Pour un installateur thermique, la pression est une donnée fondamentale. Mais il faut distinguer deux états. La pression statique est celle lue sur le manomètre lorsque l'eau est froide et que le circulateur est à l'arrêt. Elle correspond au poids de la colonne d'eau dans l'installation. La pression dynamique, quant à elle, varie dès que le circulateur se met en marche ou que l'eau commence à monter en température.
Si vous observez que l'aiguille du manomètre "saute" ou grimpe de façon vertigineuse dès que la chaudière démarre, c'est le signe que le réseau n'a plus de zone de compensation. L'eau étant incompressible, la moindre dilatation provoque une hausse de pression immédiate qui met l'installation en danger.
Pour savoir si un vase d'expansion est mort, appuyez brièvement sur la valve de gonflage située sur le dessus (ou le côté). Si de l'eau sort par la valve, la membrane est percée : le vase est "noyé" et doit être remplacé. S'il n'y a ni air ni eau, le vase est simplement dégonflé.
Le vase d'expansion est un réservoir séparé en deux par une membrane en caoutchouc. Un côté contient l'eau du chauffage, l'autre contient de l'air ou de l'azote sous pression. Son rôle est d'absorber le surplus de volume d'eau créé par la chauffe.
Symptôme d'un vase défaillant : La pression monte très vite quand la chaudière chauffe (parfois jusqu'à 3 bars), ce qui déclenche la soupape, puis redescend à zéro dès que l'eau refroidit. Ce cycle "montagne russe" est épuisant pour les raccords et finit par boucher les purgeurs avec les débris de membrane.
La soupape de sécurité est le garde-fou du système. À 3 bars, elle s'ouvre pour évacuer l'eau et protéger le corps de chauffe. Le problème est qu'une fois ouverte, elle laisse souvent passer des micro-particules de boues ou de calcaire qui viennent se loger sur le siège d'étanchéité.
Même si la pression redescend à 1,5 bar, la soupape continue de goutter. Dans 90% des cas, il est inutile d'essayer de la nettoyer ; le ressort ou le joint sont marqués. Le remplacement de la soupape est l'unique solution fiable pour stopper la chute de pression permanente.
Si votre pression monte tout doucement sans que vous ne touchiez à rien, le coupable est souvent le robinet de remplissage (ou le disconnecteur). S'il n'est pas parfaitement fermé ou si son clapet est fuyard, l'eau du réseau sanitaire (à 3 ou 4 bars) migre vers le circuit de chauffage.
Cela provoque une montée lente et régulière de l'aiguille jusqu'à l'ouverture de la soupape de sécurité. Pensez à vérifier que les deux vannes de remplissage (sur les modèles qui en possèdent deux) sont bien en position fermée.

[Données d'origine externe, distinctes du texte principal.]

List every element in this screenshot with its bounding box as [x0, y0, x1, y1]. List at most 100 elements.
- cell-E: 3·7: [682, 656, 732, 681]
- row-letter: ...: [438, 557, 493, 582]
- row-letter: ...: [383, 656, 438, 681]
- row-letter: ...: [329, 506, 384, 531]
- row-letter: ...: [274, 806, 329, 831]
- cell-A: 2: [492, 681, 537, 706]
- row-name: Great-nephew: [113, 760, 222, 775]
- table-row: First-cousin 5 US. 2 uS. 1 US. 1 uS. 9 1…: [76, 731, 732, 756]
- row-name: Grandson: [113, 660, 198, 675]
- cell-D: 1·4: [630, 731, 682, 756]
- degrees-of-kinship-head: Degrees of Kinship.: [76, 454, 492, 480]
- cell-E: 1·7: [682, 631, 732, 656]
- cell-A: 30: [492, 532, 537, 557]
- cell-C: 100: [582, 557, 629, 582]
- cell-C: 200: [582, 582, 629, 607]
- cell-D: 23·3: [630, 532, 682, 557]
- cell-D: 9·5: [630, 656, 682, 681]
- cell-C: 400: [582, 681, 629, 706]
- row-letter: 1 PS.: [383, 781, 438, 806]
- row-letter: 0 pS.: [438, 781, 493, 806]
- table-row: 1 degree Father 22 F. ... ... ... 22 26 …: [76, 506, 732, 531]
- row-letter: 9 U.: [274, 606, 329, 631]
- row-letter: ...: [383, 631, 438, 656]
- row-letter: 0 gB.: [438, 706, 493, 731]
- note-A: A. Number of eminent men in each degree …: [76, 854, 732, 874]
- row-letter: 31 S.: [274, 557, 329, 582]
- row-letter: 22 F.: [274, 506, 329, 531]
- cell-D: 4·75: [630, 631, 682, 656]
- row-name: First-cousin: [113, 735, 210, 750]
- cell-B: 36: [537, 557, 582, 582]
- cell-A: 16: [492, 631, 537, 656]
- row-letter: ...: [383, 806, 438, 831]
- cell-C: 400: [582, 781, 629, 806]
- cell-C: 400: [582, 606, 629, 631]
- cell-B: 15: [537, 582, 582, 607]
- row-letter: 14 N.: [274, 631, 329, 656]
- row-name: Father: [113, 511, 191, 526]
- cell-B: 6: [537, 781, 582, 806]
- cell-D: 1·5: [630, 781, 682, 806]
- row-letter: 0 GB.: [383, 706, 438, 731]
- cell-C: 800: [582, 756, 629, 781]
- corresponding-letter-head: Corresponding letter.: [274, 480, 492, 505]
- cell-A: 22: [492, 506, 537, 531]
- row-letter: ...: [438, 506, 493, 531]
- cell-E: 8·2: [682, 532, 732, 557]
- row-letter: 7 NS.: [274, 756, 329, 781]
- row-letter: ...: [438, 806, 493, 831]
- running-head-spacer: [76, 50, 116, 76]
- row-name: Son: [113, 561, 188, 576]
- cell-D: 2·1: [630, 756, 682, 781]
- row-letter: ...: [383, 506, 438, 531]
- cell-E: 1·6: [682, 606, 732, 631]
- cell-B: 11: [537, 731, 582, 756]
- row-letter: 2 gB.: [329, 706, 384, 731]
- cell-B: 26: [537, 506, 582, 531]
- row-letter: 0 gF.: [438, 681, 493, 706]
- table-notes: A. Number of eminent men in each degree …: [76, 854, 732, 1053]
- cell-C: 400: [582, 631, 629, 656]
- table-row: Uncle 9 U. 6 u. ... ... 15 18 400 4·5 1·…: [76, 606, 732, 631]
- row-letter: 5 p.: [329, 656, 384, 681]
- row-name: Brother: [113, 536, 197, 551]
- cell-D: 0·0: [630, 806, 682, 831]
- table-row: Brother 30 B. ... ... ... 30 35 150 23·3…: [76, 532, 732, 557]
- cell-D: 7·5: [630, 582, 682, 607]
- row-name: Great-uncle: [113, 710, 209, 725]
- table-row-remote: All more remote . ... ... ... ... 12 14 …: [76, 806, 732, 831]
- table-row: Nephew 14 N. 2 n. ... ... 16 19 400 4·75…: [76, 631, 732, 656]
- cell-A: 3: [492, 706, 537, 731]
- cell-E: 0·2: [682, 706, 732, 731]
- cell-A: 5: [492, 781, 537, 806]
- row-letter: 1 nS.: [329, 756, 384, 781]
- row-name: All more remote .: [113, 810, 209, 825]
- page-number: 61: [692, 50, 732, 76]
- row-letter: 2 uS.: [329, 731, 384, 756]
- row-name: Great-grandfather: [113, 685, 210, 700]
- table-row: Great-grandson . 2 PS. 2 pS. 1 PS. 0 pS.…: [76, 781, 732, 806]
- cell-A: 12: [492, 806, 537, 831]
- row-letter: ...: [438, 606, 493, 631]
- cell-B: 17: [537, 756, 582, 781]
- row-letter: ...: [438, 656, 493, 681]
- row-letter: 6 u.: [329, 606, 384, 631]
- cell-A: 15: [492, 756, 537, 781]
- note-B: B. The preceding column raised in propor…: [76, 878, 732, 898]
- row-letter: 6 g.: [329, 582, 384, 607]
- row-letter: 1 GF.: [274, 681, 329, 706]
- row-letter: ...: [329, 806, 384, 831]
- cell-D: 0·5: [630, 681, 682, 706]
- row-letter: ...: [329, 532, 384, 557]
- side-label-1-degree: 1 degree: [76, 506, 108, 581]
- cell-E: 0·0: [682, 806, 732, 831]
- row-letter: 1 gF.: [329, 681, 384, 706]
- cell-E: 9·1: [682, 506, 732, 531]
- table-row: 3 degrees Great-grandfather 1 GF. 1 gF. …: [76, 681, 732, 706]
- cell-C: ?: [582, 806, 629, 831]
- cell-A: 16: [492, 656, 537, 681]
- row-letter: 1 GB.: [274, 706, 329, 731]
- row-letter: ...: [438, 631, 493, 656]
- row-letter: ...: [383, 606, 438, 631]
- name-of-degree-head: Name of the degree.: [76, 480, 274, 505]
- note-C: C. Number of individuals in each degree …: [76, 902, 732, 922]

Ne gonflez jamais un vase si l'installation est sous pression ! Voici la procédure exacte :
- Éteindre la chaudière et isoler les vannes de départ/retour chauffage.
- Ouvrir une vidange ou un purgeur pour faire tomber la pression d'eau à zéro (laisser ouvert).
- Brancher une pompe avec manomètre sur la valve du vase.
- Gonfler à la pression cible (généralement 0,8 à 1 bar selon la hauteur de l'habitation). De l'eau va sortir par la vidange, c'est normal.
- Refermer la vidange, rouvrir les vannes et refaire l'appoint d'eau à 1,5 bar.
Cochez les symptômes observés :
Une question technique ?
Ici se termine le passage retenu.